Jetzt macht wohl einer ernst:
http://www.n24.de/news_stories/article.php?articleId=115237&teaserId=117132


----------



## Raydien (19 April 2007)

Ist der schon hin?


----------



## zotos (28 April 2007)

Quelle: www.titanic-magazin.de


----------



## godi (7 Juni 2007)

*Auch Knut wird mal erwachsen*

Auch Knut wird mal erwachsen


----------



## nade (7 Juni 2007)

Der "Schein"heilige Bush und ein "kleiner" Krabbler auf/im TFT.


----------



## kermit (23 März 2008)

*für alle Fans:*

heute 12:50 Uhr:

HR-Fernsehen: Knut aus Berlin
zeitgleich im ZDF: Flocke aus Nürnberg

weitere infos:
http://de.wikipedia.org/wiki/Der_kleine_Eisbär
http://de.wikipedia.org/wiki/Knut_(Eisbär)
http://de.wikipedia.org/wiki/Flocke_(Eisbär)
http://de.wikipedia.org/wiki/Wilhelma#Eisb.C3.A4rbaby_Wilb.C3.A4r


----------



## Dabbes vorm Herrn (24 März 2008)

Knut, Flocke und Co. können mir sowas von den Buckel runterrutschen. Wenn geschlachtet wird, wo kann man kosten?


----------



## AUDSUPERUSER (24 März 2008)

Sei vorsichtig. Nach dem Krieg sind einige Leute auf die Idee gekommen Eisbären im Zoo zu schlachten und zu essen, was ihnen aber schlecht bekommen ist, da Eisbären scheinbar Erreger im Fleisch haben, die den Genuss für Menschen unmöglich machen.


----------



## lorenz2512 (24 März 2008)

hallo,
mir gehen die auch auf den sack, sowas hat nichts in den nachrichten zu suchen.


----------



## maxi (25 März 2008)

*sing* KNUT STIRBT GUT !!! KNUT STIRBT GUT !!!


----------



## Perfektionist (4 Mai 2011)

*zupf*

... leider habe ich ein paar Tage lang versäumt, diesen herrlichen Thread mal aus der Versenkung wieder hervorzuholen. Für die, die jetzt nicht wissen, von was ich rede: am 11.3. ist der Tod eingetreten.

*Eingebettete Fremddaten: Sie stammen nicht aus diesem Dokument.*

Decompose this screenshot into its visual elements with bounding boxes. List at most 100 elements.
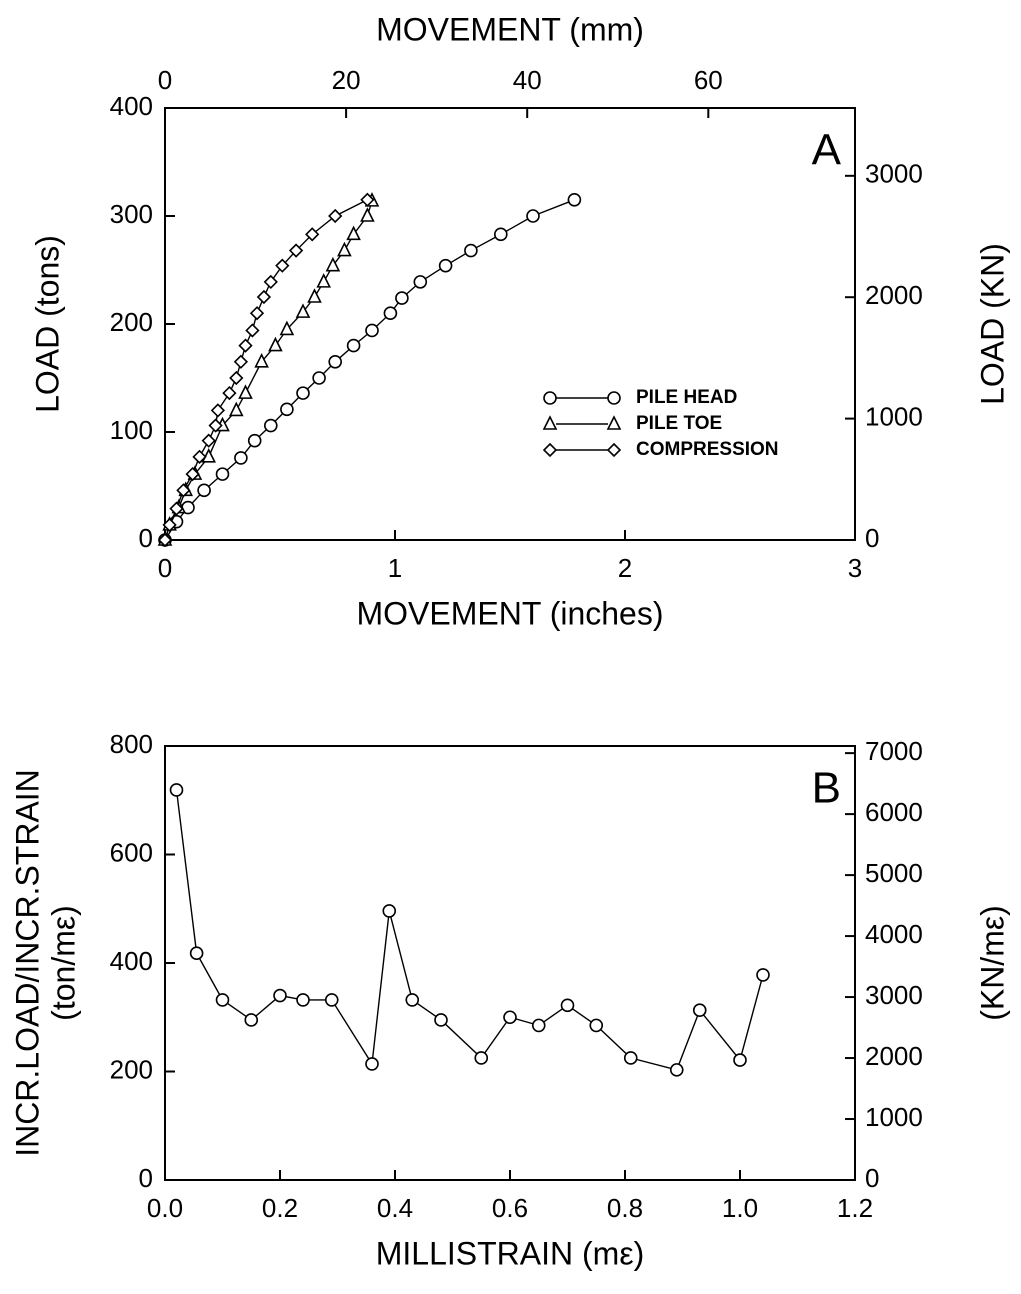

http://www.google.de/url?url=http://www.youtube.com/watch%3Fv%3DQz1Fd_J660I&rct=j&sa=X&ei=3AzBTbuzO4jasgbbl4nDBQ&ved=0CBoQuAIwAA&q=hier+kommt+knut&usg=AFQjCNFFPqfh3-Jhqur44clo3Alki-mwIw


----------



## Jochen Kühner (4 Mai 2011)

Perfektionist schrieb:


> *zupf*
> 
> ... leider habe ich ein paar Tage lang versäumt, diesen herrlichen Thread mal aus der Versenkung wieder hervorzuholen. Für die, die jetzt nicht wissen, von was ich rede: am 11.3. ist der Tod eingetreten.
> 
> http://www.google.de/url?url=http://www.youtube.com/watch%3Fv%3DQz1Fd_J660I&rct=j&sa=X&ei=3AzBTbuzO4jasgbbl4nDBQ&ved=0CBoQuAIwAA&q=hier+kommt+knut&usg=AFQjCNFFPqfh3-Jhqur44clo3Alki-mwIw



Und was ist mit dem Weltfrieden? Ist der nun da? Jetzt wo Osama weg ist?


----------



## Perfektionist (4 Mai 2011)

Jochen Kühner schrieb:


> Und was ist mit dem Weltfrieden? Ist der nun da? Jetzt wo Osama weg ist?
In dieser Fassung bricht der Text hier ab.